4. We have heard both sides and have perused the appeal records.
5. Management Consultant is defined as below: management consultant means any person who is engaged in providing any service either directly or indirectly, in connection with the management of any organization in any manner and includes any person who renders any advice, consultancy or technical assistance, relating to conceptualizing, devising, development, modification, rectification or upgradation of any working system of any organization
6. The nature of services, now in dispute are mentioned in the impugned order as opinion and updates including assistance to the client in fiscal compliance with the legal requirement of various tax laws. This no doubt may involve advisory/consultancy work also. However, the scope of the statutory definition is more focused on management consultant who is engaged in providing consultancy for an organization to improve the working system of any organization. The legal assistance either for direct planning or compliance is within the ambit of various tax laws has no direct relevance to working or improving any organization of the client in order to avoid penal consequence. It may indirectly keep the organization within the ambit of legal promotion work for their further business. This by itself will not make the consultancy or advisor in tax matters management consultant.
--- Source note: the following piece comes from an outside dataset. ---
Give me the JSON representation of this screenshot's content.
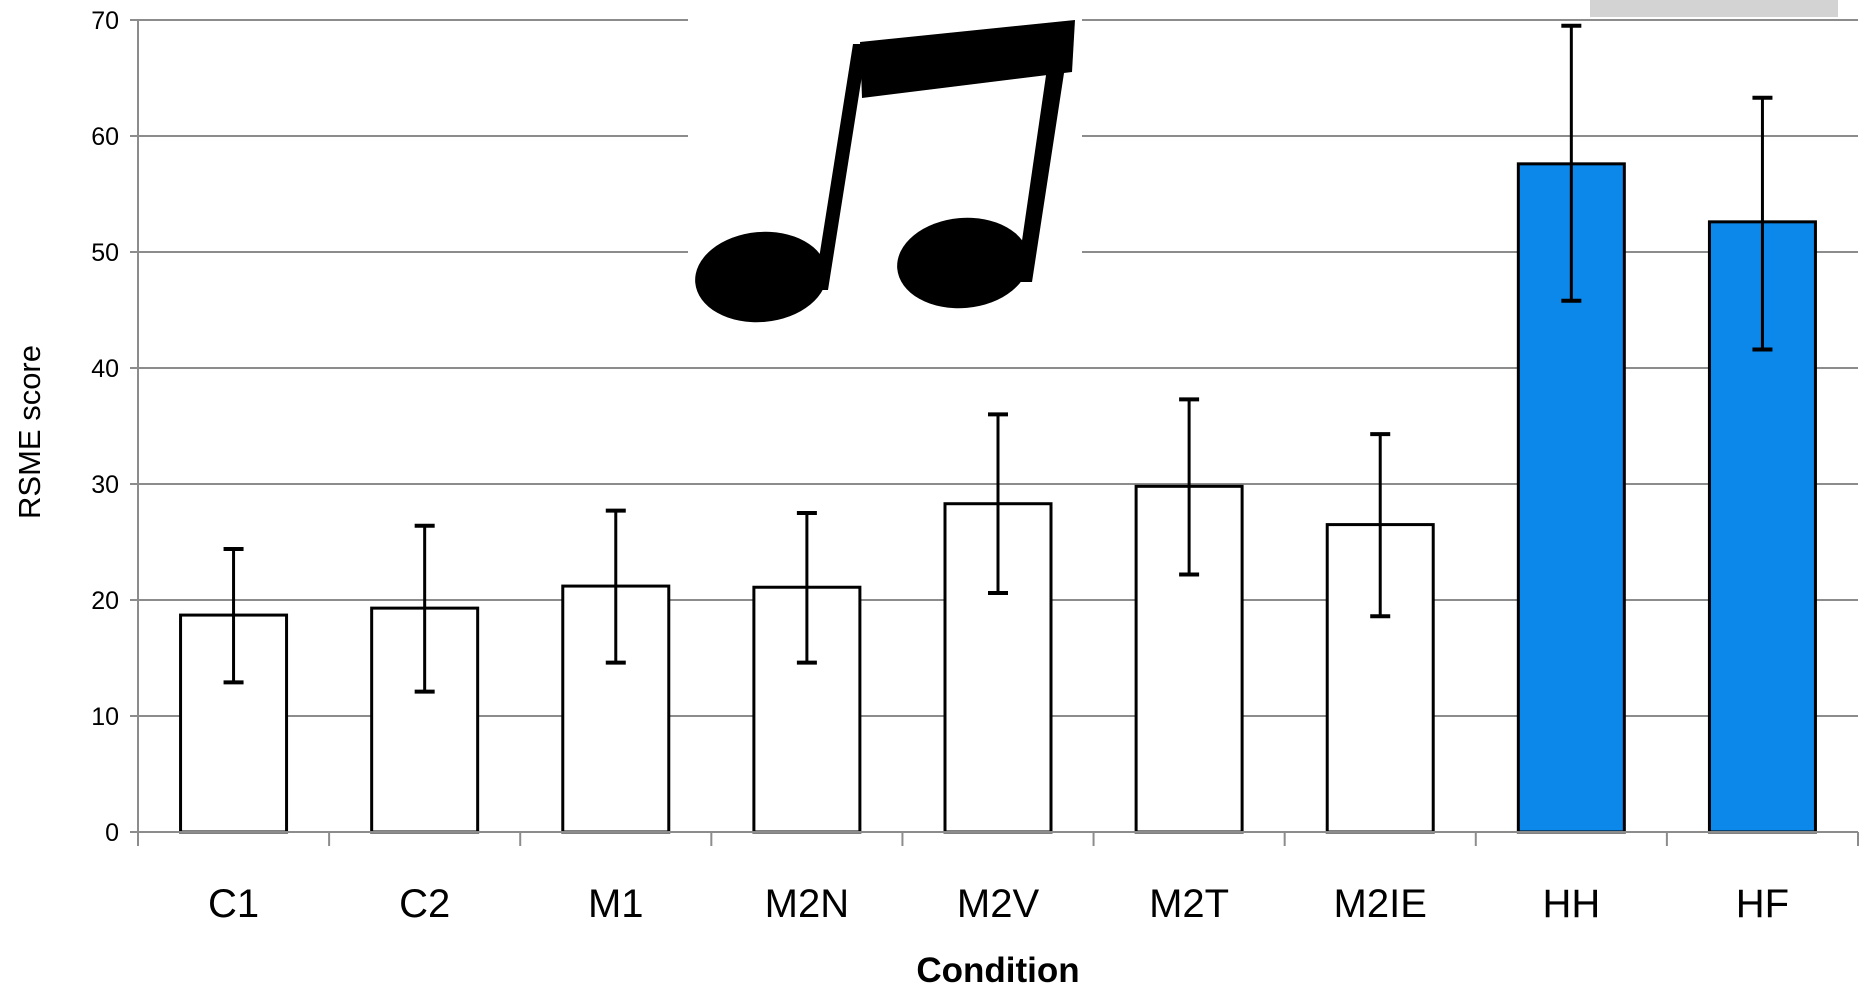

7. In this connection, we refer to the decision of the Tribunal in the case of Ernst & Young Pvt. Ltd. Vs. Commissioner of Service Tax, New Delhi : 2012 (27) STR 461 (Tri. Del.). The Tribunal examining a similar dispute observed as follows:-
14. We have considered arguments on both the sides. We find that the decisions of the Tribunal in the case of Futura Polyesters Ltd. (supra) quoted above is clearly to the effect that most of the impugned activities could not fall under the definition of Management Consultancy Service. We are of the view that though compliance with laws is part of the responsibilities of management such responsibility per se cannot bring it into the ambit of the words in connection with the management of any organisation used in Section 65(105)(r) and Section 65(65) of Finance Act, 1994 to tax such services. In this matter we see merit in the clarification given by CBEC in para 9 of its circular dated 27-6-2001. The decision of the Apex Court in the case of Parle Exports (P) Ltd. (supra) gives the rule that a taxing entry should be understood in the same way in which these are understood in the ordinary parlance. According to CBEC the ordinary meaning of management will not cover Compliance Services. According to the adjudicating authority ordinary meaning of management covers Compliance Services. We concur with the view of CBEC and reject the view of the adjudicating authority, since in our view every responsibility of management cannot be considered as management function. For example the management may have a responsibility to set up a canteen in a factory employing large number of workers. A person who gives advice on initial setting up of that canteen cannot be considered to be giving Management Consultancy Service. Out of the various impugned services, the services in the matters before FIPB there could be a doubt as to whether the service was in connection with management function or in connection with compliance of regulations. Since there is no such examination in the impugned order and since we find the demand to be time barred we are not dealing with this issue in detail.
8. In view of the above discussion and analysis, we find no merit in the impugned order. Accordingly, the same is set aside and the appeal is allowed with consequential relief if any.